Der Gegenstandswert für das Beschwerdeverfahren beträgt 5.000,00 €.
Gründe
I.
Ursprünglich waren Lieselotte Gretchen Martha Bertha Ruth S. und Hans-Heinrich Walther Adolf S. je zur Hälfte als Eigentümer des im Grundbuch von N. Blatt 28 (zuvor Grundakte von N. Band XX Blatt 878) verzeichneten Grundbesitzes eingetragen.
Ernst K. sen. (Ernst K. der Ältere zu R. ) ist am 20. November 1934 aufgrund Auflassung vom 28. September 1934 als Eigentümer eingetragen worden. Einzelheiten zu einem Erwerbsvertrag lassen sich den Grundakten nicht entnehmen. Zuvor war bereits in Abt. II lfd. Nr. 5 des o.g. Grundbuchs folgende Vormerkung eingetragen worden:
„Vormerkung zur Sicherung des Anspruchs auf Auflassung für den Privatmann Ernst K. sen. in R. . Eingetragen am 7. September 1934.“
Die Beteiligte ist seit dem 9. April 1954 als Eigentümerin eingetragen.

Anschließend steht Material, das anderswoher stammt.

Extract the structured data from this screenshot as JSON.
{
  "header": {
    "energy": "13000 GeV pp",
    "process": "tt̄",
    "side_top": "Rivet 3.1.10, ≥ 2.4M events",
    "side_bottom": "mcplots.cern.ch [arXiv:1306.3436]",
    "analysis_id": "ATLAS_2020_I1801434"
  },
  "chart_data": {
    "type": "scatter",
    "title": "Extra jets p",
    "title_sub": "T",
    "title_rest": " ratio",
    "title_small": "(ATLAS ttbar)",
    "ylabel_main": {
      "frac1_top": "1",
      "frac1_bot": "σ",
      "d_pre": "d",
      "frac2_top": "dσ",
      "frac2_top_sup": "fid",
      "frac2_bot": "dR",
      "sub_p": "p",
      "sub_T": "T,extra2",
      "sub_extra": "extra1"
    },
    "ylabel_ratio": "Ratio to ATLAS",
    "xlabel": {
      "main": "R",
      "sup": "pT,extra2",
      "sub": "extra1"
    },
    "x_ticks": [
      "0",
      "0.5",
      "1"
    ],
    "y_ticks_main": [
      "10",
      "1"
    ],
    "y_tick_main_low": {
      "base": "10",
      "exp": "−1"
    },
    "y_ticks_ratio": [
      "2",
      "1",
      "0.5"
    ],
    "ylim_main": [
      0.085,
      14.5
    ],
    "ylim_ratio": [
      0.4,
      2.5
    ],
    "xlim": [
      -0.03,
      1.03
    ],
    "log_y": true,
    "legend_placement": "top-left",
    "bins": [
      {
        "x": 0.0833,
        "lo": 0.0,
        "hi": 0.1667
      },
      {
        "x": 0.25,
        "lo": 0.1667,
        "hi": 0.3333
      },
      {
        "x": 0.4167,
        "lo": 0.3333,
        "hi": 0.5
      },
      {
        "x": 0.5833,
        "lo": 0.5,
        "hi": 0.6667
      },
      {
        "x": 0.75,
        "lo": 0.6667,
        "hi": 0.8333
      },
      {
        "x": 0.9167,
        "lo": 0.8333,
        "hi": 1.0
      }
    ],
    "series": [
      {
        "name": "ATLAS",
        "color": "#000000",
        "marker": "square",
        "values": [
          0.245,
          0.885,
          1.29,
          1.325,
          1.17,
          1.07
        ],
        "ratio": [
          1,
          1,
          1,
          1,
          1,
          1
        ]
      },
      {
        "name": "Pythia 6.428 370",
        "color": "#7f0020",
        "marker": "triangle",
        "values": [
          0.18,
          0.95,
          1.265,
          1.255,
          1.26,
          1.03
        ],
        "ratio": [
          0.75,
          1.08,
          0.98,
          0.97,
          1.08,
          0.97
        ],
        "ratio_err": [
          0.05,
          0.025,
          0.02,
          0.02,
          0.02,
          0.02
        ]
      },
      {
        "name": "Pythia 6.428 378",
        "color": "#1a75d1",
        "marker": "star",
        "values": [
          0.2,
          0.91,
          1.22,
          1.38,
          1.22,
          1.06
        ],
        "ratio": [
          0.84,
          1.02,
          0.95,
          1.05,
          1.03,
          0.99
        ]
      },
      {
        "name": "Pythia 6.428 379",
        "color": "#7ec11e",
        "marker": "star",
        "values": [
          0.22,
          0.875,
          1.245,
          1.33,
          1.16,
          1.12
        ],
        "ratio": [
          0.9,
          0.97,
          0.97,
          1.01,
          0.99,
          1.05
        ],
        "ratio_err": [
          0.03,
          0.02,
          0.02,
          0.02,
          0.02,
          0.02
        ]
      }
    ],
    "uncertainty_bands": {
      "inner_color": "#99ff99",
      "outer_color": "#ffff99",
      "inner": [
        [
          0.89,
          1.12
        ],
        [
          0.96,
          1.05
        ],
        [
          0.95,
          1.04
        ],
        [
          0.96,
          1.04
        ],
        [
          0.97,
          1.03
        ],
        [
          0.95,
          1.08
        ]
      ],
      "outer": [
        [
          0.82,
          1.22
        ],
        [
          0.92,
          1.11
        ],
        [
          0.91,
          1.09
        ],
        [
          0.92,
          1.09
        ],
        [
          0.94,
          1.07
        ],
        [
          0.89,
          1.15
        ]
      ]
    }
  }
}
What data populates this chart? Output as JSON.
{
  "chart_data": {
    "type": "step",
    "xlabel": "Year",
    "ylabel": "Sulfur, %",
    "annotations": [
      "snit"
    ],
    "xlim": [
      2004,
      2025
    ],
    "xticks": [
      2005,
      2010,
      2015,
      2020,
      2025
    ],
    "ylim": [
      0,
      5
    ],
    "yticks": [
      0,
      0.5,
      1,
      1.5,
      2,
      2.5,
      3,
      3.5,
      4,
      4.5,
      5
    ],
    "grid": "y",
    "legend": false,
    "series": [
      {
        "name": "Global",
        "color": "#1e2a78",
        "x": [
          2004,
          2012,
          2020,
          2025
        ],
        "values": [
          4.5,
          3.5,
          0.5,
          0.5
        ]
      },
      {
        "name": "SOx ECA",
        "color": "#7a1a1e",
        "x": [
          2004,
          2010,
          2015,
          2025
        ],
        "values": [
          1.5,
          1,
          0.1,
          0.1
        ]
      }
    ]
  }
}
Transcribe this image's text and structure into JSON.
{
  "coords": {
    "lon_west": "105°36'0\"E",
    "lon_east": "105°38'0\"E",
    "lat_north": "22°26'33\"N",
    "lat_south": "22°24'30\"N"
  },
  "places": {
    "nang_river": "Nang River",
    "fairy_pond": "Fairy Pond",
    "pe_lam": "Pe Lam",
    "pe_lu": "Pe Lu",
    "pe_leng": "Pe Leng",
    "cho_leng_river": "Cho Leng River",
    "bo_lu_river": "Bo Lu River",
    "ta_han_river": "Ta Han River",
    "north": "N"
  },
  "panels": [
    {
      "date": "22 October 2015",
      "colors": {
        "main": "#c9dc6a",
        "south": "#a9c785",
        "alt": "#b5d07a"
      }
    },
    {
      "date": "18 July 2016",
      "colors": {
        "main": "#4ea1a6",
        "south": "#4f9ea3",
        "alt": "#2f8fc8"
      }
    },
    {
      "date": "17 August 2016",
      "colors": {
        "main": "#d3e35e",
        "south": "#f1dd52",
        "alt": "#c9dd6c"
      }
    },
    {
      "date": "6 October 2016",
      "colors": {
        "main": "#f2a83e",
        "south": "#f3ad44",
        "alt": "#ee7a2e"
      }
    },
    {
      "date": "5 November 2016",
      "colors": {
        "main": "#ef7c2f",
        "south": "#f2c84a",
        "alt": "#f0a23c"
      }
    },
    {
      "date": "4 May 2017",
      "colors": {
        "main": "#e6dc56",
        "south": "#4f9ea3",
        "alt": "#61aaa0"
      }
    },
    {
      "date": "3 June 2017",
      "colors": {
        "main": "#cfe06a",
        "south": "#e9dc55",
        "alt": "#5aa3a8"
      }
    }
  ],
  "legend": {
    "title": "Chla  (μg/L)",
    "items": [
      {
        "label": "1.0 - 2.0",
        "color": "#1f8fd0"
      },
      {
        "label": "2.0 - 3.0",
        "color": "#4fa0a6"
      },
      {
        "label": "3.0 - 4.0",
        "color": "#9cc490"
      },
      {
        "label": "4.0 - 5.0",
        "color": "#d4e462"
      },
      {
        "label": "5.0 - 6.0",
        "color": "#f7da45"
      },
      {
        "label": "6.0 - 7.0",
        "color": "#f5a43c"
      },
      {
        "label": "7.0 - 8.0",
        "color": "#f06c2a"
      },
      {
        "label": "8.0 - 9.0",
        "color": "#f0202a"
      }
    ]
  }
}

Mit Schriftsatz vom 27. November 2017 hat die Beteiligte bei dem Grundbuchamt beantragt, die Auflassungsvormerkung zu löschen, denn offensichtlich versehentlich sei deren Löschung im Rahmen der Eigentumsumschreibung auf Ernst K. unterblieben.
Das Amtsgericht Bernburg – Grundbuchamt – hat nach Beiziehung der historischen Grundakten die Beteiligte mit der angefochtenen Zwischenverfügung (Beschluss vom 7. Juni 2018) darauf hingewiesen, dass eine Löschung nur nach Vorlage einer Löschungsbewilligung des Ernst K. oder seiner Erben unter Nachweis von deren Erbenstellung erfolgen könne, und ihr zur Behebung des Hindernisses eine Frist von sechs Wochen gesetzt.
Hiergegen hat die Beteiligte mit Schriftsatz vom 4. Februar 2020 Beschwerde eingelegt und zur Begründung ausgeführt, dass die Auflassungsvormerkung im Wege der Berichtigung nach § 22 GBO zu löschen sei, denn die Möglichkeit des Fortbestandes des gesicherten Anspruchs sei ausgeschlossen. Mit der Eintragung des Berechtigten der Auflassungsvormerkung Ernst K. sen. als Eigentümer des Grundbesitzes sei der ursprünglich durch die Auflassungsvormerkung gesicherte Anspruch durch Erfüllung erloschen. Mehr habe die Auflassungsvormerkung nicht sichern sollen. Ein weiterer Nachweis sei nicht nötig.
Mit Beschluss vom 19. Juni 2020 hat das Amtsgericht Bernburg – Grundbuchamt – der Beschwerde nicht abgeholfen und die Sache dem Oberlandesgericht zur Entscheidung vorgelegt.
II.
Die Beschwerde ist gemäß § 71 GBO statthaft und im Übrigen zulässig (§§ 73, 74 GBO) und auch in der Sache begründet.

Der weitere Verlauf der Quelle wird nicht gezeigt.